- © 2003 Canadian Institute of Mining, Metallurgy and Petroleum
Prior to the development of the Diavik Diamonds Project, baseline studies were conducted to determine the geochemical characteristics of four kimberlite orebodies as an aid in the design of both the water-management system and the facilities for containment of processed kimberlite and ore stockpiles. Materials tested included field samples of volcaniclastic and pyroclastic kimberlite, processed kimberlite (i.e., kimberlite ore which had been screened and washed as part of the processing procedure), and sedimentary mudstone (a minor xenolithic unit which was assimilated during kimberlite emplacement). Approximately 200 samples of kimberlite materials were collected as part of the geochemistry program. Test-work included whole-rock chemical analyses, acid-base accounting, kinetic leach tests using columns, and mineralogical analyses.

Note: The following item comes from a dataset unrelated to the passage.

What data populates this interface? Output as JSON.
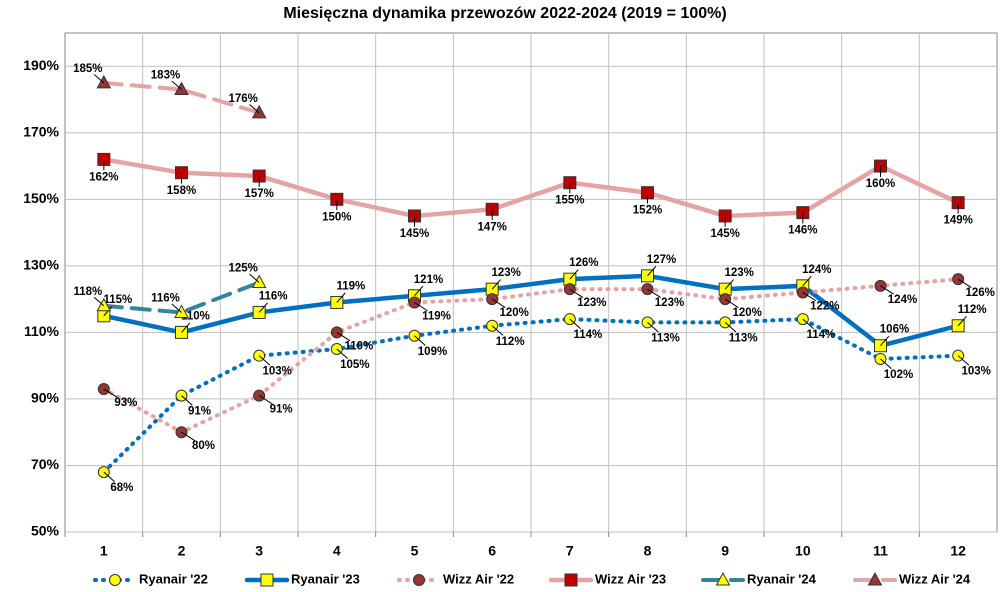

Diavik kimberlite has major oxide and trace-element concentrations consistent with global averages for kimberlite. The mean total-sulfur content of the kimberlite material is 0.22 wt% S, but with a significant range. The kimberlite has an excess of carbonate minerals over sulfide minerals (average CO2 = 4 wt%, present mainly as calcite), and has a mean neutralization potential of 311 kg CaCO3 equivalent/tonne. A reactive form of framboidal pyrite associated specifically with the mudstone xenoliths is the primary source of sulfide-sulfur. Long-term kinetic tests confirmed the preliminary interpretations that were made from the static-test results. Kimberlite and processed kimberlite are net acid-consuming materials that produce alkaline drainages and have low but detectable leaching rates for SO4 and specific trace metals such as Al, Co, Cu, Ni, and Zn. If segregated from the kimberlite, mudstone xenoliths are acid-generating (pH = 3) and produce an effluent with elevated concentrations of SO4, Fe, Al, Cu, Ni, and Zn. The study demonstrates that xenolithic units in Diavik kimberlites have an important effect on the environmental geochemistry of the ore rock. The mineralogy and aqueous geochemistry of the kimberlite materials are such that they may not be suitable for general earthworks or as an alkaline agent and should report to an engineered facility to protect site water quality.